A: This has a precise mathematical meaning. There are four "events": S=sophomore, F=freshman, G=girl, B=boy. All are parts of your "universe". You can construct new events, for instance F&G would mean the intersection of F and G, that is "freshman girls". Now you can compute the frequency of each event, say p(S&B) would be 6/N because there are 6 sophomore boys in a universe of N people (unfortunatelly N is unknown). 
Now, two events like "G=girl" and "F=freshman" are said to be "independent" if p(G&F) equals the product p(G).p(F) (why? later...)

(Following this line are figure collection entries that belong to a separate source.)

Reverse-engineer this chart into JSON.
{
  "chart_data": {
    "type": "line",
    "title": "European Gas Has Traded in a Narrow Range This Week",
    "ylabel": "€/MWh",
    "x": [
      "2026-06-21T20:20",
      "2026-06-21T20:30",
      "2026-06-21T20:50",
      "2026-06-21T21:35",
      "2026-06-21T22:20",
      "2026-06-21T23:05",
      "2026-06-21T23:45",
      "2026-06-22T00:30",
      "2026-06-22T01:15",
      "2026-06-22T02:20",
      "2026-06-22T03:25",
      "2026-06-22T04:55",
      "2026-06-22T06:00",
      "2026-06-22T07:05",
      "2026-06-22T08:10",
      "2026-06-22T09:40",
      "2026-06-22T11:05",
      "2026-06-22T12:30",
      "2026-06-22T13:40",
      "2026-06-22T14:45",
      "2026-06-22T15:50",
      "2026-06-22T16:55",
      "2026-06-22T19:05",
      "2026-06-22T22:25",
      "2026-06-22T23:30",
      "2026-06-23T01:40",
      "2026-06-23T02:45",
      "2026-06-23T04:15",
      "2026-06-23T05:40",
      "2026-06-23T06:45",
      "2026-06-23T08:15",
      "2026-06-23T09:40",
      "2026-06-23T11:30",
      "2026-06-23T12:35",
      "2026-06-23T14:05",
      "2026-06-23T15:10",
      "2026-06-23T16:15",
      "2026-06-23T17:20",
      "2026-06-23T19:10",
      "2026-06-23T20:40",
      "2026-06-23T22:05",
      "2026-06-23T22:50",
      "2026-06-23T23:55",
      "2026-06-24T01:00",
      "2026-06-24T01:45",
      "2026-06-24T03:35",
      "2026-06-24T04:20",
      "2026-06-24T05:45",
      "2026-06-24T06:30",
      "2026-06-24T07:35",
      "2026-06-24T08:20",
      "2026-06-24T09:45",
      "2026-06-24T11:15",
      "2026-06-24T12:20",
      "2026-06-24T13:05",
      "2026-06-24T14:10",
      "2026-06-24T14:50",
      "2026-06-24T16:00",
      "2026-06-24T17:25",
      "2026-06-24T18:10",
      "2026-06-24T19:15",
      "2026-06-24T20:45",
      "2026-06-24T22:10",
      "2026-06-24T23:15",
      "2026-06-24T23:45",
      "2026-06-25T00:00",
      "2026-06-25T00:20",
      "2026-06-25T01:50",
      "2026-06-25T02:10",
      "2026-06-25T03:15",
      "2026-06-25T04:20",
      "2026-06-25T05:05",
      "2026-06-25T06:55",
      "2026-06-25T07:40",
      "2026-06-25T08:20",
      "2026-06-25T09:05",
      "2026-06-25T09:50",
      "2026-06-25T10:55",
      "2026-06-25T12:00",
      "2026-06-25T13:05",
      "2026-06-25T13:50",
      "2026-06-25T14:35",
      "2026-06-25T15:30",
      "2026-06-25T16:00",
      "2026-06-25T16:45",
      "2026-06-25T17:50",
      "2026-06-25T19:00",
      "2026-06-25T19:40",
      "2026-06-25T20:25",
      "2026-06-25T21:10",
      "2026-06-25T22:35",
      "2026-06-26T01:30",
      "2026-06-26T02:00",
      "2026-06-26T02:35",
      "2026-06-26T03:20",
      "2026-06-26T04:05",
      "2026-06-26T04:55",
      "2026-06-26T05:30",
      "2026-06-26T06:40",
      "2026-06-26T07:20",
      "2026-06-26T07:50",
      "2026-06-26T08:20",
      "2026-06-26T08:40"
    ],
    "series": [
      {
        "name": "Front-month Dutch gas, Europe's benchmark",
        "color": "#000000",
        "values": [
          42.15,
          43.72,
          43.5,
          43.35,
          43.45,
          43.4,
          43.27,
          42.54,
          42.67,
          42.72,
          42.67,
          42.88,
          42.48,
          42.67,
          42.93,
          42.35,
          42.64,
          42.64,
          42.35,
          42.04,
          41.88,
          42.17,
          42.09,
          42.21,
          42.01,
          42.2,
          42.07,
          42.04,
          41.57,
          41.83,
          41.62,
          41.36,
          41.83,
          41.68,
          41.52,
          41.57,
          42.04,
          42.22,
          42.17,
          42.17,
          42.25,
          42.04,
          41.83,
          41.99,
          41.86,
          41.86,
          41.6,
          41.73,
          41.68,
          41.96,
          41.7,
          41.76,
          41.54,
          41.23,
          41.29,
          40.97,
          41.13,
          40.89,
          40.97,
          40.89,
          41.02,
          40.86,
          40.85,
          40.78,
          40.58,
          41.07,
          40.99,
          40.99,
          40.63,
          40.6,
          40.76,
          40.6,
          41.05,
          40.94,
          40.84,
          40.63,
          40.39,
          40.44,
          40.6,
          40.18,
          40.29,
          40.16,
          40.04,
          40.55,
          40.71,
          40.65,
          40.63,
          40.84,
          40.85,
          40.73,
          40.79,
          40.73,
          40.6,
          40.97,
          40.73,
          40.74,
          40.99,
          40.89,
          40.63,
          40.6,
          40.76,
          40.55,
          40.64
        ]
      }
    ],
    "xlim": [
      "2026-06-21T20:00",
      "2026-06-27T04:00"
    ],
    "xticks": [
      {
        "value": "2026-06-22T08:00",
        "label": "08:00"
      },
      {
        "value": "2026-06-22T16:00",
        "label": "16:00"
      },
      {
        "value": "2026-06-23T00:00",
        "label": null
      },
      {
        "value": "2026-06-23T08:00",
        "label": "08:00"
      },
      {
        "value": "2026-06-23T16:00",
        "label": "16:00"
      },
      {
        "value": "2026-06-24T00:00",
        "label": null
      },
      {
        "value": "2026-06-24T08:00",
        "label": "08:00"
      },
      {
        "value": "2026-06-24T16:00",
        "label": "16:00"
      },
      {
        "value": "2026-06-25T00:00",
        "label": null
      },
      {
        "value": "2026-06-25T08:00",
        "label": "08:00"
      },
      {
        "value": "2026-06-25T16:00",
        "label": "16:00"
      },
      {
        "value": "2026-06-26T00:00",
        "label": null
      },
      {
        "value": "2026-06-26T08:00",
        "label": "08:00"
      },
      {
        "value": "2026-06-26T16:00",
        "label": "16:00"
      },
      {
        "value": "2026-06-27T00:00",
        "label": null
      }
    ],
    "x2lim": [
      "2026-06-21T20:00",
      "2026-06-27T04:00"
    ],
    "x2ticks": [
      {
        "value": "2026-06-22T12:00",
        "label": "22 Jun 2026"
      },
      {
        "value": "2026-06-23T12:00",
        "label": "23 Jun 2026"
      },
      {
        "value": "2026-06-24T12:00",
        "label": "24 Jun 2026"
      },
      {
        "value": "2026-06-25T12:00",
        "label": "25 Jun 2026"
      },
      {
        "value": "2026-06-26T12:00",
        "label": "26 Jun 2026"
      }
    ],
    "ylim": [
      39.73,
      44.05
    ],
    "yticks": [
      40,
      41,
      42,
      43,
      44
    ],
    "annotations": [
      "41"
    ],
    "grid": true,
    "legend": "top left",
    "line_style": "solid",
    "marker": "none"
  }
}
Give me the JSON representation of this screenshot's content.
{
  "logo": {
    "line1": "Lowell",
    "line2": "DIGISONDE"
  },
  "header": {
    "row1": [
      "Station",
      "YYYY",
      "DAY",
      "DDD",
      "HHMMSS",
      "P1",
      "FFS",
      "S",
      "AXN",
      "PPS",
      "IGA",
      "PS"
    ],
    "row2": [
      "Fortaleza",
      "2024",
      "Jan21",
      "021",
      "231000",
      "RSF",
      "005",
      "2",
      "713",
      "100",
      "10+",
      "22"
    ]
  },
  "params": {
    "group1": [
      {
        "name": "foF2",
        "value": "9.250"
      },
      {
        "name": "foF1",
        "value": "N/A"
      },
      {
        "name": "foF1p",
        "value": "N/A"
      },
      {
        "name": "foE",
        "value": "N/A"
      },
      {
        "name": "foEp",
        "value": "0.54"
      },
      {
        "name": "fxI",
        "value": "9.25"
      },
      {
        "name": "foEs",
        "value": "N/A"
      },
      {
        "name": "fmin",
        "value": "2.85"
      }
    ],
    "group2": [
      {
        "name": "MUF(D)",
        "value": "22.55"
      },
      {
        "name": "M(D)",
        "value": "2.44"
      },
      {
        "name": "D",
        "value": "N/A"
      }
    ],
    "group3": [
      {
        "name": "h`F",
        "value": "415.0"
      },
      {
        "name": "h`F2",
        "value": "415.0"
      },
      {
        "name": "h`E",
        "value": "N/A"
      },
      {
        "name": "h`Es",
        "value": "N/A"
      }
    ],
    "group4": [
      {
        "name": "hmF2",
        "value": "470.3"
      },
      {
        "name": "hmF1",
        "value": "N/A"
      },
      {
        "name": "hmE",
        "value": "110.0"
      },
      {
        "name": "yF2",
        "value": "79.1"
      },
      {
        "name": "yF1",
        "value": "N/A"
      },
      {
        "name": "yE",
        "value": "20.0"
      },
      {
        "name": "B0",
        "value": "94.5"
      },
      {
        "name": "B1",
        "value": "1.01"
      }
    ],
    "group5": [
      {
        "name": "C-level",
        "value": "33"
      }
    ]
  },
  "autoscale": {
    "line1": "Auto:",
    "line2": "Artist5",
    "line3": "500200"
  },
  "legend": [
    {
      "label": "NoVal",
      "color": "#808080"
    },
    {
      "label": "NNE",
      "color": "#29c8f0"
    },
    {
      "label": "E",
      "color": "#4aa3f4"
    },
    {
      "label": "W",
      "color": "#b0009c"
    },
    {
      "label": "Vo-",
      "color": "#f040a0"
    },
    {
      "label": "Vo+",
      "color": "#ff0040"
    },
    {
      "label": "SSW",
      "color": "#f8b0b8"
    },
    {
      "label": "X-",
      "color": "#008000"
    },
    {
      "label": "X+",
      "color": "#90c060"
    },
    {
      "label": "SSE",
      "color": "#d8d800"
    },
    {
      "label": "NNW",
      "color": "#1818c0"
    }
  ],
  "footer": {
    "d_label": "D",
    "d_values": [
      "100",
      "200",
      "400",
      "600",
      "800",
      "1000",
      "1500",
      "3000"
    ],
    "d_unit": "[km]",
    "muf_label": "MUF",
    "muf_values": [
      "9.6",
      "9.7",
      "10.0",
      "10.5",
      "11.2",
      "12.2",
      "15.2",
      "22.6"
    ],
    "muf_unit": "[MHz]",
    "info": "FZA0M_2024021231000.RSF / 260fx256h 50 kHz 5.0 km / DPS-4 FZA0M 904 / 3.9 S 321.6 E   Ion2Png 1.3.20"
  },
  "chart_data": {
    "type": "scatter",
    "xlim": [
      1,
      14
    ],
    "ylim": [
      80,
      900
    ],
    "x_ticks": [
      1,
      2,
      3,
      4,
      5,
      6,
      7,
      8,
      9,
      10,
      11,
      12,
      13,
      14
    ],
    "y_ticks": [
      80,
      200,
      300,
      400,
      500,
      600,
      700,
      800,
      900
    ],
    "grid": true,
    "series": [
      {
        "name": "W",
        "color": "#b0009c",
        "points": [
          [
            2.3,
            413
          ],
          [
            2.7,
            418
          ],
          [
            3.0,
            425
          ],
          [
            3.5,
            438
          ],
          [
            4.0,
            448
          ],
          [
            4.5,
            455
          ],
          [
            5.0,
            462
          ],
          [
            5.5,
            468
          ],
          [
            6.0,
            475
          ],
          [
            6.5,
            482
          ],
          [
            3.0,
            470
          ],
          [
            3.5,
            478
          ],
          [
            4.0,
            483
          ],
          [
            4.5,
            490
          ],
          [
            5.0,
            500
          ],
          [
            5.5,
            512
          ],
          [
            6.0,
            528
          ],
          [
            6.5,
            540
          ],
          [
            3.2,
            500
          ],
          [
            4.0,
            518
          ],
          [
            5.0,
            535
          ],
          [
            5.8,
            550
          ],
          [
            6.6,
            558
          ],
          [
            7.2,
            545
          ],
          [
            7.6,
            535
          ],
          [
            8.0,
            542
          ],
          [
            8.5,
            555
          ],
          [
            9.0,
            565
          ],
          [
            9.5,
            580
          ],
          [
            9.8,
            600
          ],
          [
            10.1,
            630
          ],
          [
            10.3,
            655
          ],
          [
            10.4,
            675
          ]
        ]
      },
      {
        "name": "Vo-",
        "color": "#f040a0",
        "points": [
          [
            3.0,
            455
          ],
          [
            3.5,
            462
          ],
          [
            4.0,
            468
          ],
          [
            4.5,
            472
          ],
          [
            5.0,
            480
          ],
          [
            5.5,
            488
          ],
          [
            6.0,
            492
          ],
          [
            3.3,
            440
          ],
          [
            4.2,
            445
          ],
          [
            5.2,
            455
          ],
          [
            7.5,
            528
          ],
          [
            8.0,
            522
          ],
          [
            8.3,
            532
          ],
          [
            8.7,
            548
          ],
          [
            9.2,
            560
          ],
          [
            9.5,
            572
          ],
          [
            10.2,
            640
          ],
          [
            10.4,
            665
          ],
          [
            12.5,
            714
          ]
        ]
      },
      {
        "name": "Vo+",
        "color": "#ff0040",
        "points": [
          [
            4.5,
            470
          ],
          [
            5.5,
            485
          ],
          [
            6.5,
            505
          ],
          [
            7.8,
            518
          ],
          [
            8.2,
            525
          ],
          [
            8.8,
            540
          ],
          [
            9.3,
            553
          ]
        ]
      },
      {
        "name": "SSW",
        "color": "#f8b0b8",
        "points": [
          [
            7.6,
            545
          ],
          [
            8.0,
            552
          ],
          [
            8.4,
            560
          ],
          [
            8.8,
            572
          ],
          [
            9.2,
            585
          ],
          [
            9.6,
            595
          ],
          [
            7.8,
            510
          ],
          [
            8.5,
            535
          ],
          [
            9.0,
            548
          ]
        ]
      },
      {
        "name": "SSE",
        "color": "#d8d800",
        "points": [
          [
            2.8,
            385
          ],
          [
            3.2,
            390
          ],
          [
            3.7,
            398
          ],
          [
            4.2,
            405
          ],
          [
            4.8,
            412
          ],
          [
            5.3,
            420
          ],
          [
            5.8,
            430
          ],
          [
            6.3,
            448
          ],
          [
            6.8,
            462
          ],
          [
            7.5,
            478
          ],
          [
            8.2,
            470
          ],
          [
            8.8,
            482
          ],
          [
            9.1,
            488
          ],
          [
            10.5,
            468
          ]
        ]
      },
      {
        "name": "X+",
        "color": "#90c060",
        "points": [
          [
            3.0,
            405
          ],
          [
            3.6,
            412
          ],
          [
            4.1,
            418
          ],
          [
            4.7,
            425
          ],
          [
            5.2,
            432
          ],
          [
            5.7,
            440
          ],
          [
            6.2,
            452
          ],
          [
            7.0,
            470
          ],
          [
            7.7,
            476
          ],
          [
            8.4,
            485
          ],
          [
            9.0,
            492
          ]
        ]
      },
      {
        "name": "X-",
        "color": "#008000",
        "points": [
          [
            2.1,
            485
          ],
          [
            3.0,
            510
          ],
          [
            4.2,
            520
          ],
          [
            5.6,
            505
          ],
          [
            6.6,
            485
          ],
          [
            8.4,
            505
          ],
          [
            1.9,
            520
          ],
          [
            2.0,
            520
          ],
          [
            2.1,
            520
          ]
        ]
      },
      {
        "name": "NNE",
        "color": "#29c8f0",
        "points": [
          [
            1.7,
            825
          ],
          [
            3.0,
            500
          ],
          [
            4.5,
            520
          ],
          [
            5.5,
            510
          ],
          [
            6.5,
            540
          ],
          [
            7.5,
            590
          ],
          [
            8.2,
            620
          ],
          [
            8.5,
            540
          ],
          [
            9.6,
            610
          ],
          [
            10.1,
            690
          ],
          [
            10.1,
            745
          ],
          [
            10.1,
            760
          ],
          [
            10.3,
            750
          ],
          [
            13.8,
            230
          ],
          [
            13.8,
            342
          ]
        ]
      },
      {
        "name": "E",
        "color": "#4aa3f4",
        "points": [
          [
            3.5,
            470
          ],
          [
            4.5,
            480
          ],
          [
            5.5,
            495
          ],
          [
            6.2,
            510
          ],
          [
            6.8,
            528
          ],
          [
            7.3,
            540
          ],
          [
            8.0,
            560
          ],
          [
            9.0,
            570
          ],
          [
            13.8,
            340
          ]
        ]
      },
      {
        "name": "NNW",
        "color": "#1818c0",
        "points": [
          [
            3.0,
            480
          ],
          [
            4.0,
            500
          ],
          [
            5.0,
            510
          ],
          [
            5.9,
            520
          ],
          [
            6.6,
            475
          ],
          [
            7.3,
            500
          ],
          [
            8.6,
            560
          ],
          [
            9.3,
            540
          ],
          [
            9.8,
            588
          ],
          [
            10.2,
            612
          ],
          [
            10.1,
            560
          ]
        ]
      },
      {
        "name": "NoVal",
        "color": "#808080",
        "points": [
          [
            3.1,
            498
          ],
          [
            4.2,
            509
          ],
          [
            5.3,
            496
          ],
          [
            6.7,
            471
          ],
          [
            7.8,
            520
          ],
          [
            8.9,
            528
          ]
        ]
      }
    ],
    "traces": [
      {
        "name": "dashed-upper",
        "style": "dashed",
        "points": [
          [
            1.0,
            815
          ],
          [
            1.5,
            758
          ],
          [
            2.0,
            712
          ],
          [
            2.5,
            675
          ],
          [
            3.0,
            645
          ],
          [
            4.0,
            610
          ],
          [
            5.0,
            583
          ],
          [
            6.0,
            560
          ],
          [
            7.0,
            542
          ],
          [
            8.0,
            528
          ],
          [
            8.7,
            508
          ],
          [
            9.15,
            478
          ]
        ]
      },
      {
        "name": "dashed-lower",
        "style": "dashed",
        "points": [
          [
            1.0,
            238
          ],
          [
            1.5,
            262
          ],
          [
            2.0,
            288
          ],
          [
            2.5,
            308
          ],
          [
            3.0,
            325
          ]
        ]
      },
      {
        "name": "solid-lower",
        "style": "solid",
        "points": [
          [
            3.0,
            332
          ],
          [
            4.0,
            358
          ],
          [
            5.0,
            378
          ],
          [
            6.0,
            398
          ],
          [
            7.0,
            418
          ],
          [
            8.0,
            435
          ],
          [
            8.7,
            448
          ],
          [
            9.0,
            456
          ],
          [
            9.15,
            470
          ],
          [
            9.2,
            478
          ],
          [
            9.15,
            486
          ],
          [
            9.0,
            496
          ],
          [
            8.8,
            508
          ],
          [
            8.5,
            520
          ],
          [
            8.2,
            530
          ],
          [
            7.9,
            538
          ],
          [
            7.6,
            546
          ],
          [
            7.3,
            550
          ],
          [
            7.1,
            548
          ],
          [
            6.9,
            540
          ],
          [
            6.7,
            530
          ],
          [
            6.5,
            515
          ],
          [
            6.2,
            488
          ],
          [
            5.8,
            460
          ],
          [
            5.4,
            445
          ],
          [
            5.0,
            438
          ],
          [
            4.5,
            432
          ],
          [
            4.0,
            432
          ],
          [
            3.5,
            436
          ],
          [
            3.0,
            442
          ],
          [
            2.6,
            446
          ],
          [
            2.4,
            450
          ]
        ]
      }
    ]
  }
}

Let us compute. If the number of sophomore girls is "x", the total population will be 4+6+6+x=16+x. So independence will imply 6/(16+x)=(6+x)/(16+x).10/(16+x). The solution is x=9 and you are right. Any other solution would mean that the events are not independent. Also you could check that the solution does not change when you try with p(G&S) and so on...
The notion of independence is cooked to obtain that the frequency of "freshman girls" (G&F) among "freshman people" (F), that is 6/10, or the frequency of G&S among S, that is 9/15, both equal the total frequency of girls in the universe, that is 15/25. The same thing with boys. If this happens, clearly "class" does not depend on "gender".
A: The only thing you can't do is have both some freshman girls and some sophomore boys in the mix.  They are dependent if you select one individual from your group, are told the class, and have more information about the gender.  So if you had three freshman girls and three sophomore boys, were told that a freshman was picked, you would know she was a girl.  Before being told the class, it was 50/50.  This is a dependent case.
If you have only sophomores, then being told the class doesn't help with the gender.  Similarly, being told the gender doesn't help with the class (which you already know).
If your group has both freshman girls and sophomore boys they are not indpendent.